LAS VEGAS — A newly discovered flaw in the Internet's core infrastructure not only permits hackers to force people to visit Web sites they didn't want to, it also allows them to intercept e-mail messages, the researcher who discovered the bug said Wednesday.
Considering the silent nature of the attack and the sensitive nature of a lot of electronic correspondence, the potential for damage from this second security flaw is high. But there's no evidence yet that this method of targeting e-mail has been used in a successful attack.
Dan Kaminsky of Seattle-based security consultant IOActive Inc. exposed a giant vulnerability in the Internet's design that, in one case, allowed hackers to reroute some computer users in Texas to a fake Google.com site loaded with automated advertisement-clicking programs, a scam to generate profits for the hackers from those clicks.
The flaw wasn't in the site itself, it was in the back-end machines responsible for guiding computers to that site.
The vulnerability Kaminsky found is especially insidious because it allows criminals to tamper with machines whose reliability and trustworthiness is critical for the Internet to function properly.
Kaminsky, who spoke Wednesday at the Black Hat hacker conference in Las Vegas, has given few details publicly about the vulnerability he found in the Domain Name System (DNS), a network of servers used to connect computers to Web sites.
He remained tightlipped so that Internet providers would have time to fix their machines.
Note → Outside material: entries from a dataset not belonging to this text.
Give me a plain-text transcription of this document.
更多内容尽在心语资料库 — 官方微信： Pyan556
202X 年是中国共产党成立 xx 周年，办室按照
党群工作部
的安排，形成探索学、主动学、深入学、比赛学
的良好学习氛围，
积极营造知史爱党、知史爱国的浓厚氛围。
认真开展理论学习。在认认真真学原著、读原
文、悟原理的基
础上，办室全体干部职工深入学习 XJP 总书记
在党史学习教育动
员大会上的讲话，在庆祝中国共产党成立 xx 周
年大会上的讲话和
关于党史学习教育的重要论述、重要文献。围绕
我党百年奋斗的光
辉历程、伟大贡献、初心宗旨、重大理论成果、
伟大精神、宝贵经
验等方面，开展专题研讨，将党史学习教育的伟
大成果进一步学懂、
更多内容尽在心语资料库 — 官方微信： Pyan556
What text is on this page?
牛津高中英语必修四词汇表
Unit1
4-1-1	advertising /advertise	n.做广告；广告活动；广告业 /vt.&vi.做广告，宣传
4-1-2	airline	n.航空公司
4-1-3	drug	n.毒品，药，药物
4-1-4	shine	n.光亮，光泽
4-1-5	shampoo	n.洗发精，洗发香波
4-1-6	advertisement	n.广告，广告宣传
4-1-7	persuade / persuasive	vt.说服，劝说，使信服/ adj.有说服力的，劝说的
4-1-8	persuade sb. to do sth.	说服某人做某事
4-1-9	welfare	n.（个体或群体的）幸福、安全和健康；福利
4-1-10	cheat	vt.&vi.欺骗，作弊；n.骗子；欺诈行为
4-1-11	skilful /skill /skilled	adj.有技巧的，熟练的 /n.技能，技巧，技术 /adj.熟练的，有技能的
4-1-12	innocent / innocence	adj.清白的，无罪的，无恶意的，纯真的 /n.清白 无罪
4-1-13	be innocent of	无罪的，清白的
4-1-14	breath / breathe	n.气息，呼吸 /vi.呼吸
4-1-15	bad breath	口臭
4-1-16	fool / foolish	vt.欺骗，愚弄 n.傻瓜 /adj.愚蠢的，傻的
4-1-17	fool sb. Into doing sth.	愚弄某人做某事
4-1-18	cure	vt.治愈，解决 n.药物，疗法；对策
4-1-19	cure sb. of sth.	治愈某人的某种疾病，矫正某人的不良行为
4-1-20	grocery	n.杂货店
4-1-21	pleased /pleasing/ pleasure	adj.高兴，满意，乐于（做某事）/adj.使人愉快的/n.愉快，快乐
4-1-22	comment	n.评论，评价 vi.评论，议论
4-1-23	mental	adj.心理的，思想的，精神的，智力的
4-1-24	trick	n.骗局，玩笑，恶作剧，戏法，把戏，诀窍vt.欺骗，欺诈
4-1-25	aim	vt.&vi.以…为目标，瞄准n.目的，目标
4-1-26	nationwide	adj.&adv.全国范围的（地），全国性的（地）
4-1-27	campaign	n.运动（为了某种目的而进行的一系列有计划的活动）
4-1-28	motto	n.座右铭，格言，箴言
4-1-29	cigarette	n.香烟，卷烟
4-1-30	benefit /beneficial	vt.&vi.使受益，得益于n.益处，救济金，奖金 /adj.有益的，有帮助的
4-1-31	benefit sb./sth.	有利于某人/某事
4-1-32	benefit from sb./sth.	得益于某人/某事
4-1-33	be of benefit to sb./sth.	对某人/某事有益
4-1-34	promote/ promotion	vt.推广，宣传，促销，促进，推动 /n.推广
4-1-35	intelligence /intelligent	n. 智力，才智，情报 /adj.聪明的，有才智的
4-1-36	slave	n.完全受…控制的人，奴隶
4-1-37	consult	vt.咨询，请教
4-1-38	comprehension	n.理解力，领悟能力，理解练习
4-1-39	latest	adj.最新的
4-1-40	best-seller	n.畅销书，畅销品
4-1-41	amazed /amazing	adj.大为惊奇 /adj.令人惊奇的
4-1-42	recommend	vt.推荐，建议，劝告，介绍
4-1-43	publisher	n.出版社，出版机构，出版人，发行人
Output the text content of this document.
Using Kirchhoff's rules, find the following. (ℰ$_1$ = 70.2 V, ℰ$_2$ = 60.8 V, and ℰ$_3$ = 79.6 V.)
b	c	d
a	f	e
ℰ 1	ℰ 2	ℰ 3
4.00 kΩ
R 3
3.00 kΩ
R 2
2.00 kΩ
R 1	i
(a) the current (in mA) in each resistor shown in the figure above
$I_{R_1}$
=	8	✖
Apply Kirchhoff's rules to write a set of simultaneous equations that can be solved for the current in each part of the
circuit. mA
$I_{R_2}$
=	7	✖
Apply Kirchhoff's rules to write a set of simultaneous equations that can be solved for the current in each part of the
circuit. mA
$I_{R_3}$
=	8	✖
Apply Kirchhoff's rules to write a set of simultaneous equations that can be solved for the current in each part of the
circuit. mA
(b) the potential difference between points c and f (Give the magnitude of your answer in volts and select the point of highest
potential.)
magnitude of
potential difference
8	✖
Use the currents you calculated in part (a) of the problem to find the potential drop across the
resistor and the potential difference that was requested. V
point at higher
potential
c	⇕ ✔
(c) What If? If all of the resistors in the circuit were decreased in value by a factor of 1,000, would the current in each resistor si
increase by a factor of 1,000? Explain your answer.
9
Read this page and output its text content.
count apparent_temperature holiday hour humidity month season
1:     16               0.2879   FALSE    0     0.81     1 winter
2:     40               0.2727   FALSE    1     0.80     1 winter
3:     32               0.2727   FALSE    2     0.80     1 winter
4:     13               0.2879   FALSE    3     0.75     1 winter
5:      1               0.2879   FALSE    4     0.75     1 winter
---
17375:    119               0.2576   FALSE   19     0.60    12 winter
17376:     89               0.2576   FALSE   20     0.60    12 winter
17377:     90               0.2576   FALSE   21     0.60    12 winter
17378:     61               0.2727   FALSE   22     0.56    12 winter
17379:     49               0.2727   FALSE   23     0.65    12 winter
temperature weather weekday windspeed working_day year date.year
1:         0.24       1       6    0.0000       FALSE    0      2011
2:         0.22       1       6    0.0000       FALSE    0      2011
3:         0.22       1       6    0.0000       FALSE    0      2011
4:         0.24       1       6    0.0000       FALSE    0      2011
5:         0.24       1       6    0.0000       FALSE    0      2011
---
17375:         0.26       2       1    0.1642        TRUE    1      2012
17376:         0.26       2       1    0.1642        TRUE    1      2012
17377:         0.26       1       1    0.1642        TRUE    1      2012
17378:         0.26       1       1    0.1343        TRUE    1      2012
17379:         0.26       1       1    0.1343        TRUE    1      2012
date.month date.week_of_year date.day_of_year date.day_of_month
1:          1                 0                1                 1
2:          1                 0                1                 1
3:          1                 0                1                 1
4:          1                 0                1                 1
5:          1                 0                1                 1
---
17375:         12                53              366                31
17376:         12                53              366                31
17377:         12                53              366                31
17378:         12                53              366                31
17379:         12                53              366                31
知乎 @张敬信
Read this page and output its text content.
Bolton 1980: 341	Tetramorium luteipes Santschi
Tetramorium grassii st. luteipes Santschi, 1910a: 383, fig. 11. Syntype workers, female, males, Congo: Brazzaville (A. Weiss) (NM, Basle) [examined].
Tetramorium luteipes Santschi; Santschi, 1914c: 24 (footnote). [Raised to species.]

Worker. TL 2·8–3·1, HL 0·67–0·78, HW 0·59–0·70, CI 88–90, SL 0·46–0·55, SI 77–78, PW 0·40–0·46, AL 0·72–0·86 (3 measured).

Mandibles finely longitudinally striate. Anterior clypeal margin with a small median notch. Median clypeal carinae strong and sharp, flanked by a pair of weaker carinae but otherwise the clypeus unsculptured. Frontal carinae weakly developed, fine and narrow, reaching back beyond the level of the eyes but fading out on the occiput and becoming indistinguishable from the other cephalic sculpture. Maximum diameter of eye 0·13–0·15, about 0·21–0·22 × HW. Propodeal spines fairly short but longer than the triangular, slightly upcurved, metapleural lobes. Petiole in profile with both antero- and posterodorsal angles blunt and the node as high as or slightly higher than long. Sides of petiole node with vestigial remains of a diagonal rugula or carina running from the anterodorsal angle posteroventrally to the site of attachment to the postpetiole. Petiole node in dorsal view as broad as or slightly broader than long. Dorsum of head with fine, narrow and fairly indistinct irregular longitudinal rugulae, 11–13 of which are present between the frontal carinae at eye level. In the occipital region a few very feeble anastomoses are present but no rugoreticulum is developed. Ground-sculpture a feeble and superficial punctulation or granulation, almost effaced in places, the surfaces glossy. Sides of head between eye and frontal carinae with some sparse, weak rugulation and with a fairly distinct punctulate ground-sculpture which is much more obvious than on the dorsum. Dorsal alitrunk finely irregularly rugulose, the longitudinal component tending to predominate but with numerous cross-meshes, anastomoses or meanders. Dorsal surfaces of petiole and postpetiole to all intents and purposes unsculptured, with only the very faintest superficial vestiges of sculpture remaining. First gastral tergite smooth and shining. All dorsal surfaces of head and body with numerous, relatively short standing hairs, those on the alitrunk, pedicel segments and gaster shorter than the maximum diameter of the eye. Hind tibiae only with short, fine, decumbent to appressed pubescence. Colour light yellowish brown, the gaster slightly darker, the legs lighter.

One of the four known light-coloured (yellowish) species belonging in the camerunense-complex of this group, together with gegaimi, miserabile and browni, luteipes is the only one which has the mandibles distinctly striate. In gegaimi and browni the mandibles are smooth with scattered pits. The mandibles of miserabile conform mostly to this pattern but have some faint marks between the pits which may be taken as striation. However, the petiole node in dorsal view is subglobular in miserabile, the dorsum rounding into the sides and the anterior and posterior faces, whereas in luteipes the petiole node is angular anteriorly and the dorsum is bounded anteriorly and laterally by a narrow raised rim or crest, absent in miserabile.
Many have done that, but others have delayed, leaving some people at risk.
Major vendors like Microsoft Corp., Cisco Systems Inc., Sun Microsystems Inc. and others have issued patches _ software tweaks that cover the security hole and prevent affected machines from ingesting the bogus information hackers are trying to feed them.
"The industry has rallied like we've never seen the industry rally before," Kaminsky said.
Kaminsky's talk Wednesday at the conference was packed, with people sitting on the floor of the main speaker's hall and overflowing out the back doors. His presentation instantly became one of the Black Hat conference's most anticipated after he announced July 8 that he'd found a major weakness in DNS, a critical part of the Internet's plumbing.
While some details leaked out early _ security researchers accurately guessed parts of Kaminsky's discovery _ he was able to keep a few juicy bits secret until the talk.
One of those was the susceptibility of many e-mail servers to the DNS vulnerability, an opening that gives criminals a way to plant themselves in the middle of the transmission from the sender to the recipient and redirect messages to their own servers, Kaminsky said.
The result: criminals have a way not only to comb through the contents of those messages, but also to gain access to other password-protected Web sites the victims belong to.
That's because most sites have a feature that allows members to retrieve their passwords by e-mail if they've forgotten them. If a criminal has access to the account where that message is sent, he can then begin snooping on the contents of that account, from e-mail, to banking, to retailer sites.
The thrust of the DNS flaw is that it allows hackers to attach bad information to packets flowing in and out of DNS servers so they change the directions they give to certain Web sites.
It's the equivalent of turning around a street sign to send drivers down the wrong street.
So someone who innocently types in the address of a legitimate Web site can be strong-armed instead into going to a malicious site under the criminal's control. Because the attack happens at the network level, and the browser believes it's visiting the legitimate site, the attack is nearly impossible for users to detect.
Many e-mail servers are vulnerable because they also handle DNS traffic, Kaminsky said. Even if they only handle internal inquiries, if they interact with external DNS servers, that's often enough to expose them to attack.
Hackers are thus able to manipulate the packets associated with e-mail traffic the same way they manipulate the packets associated with general Web traffic.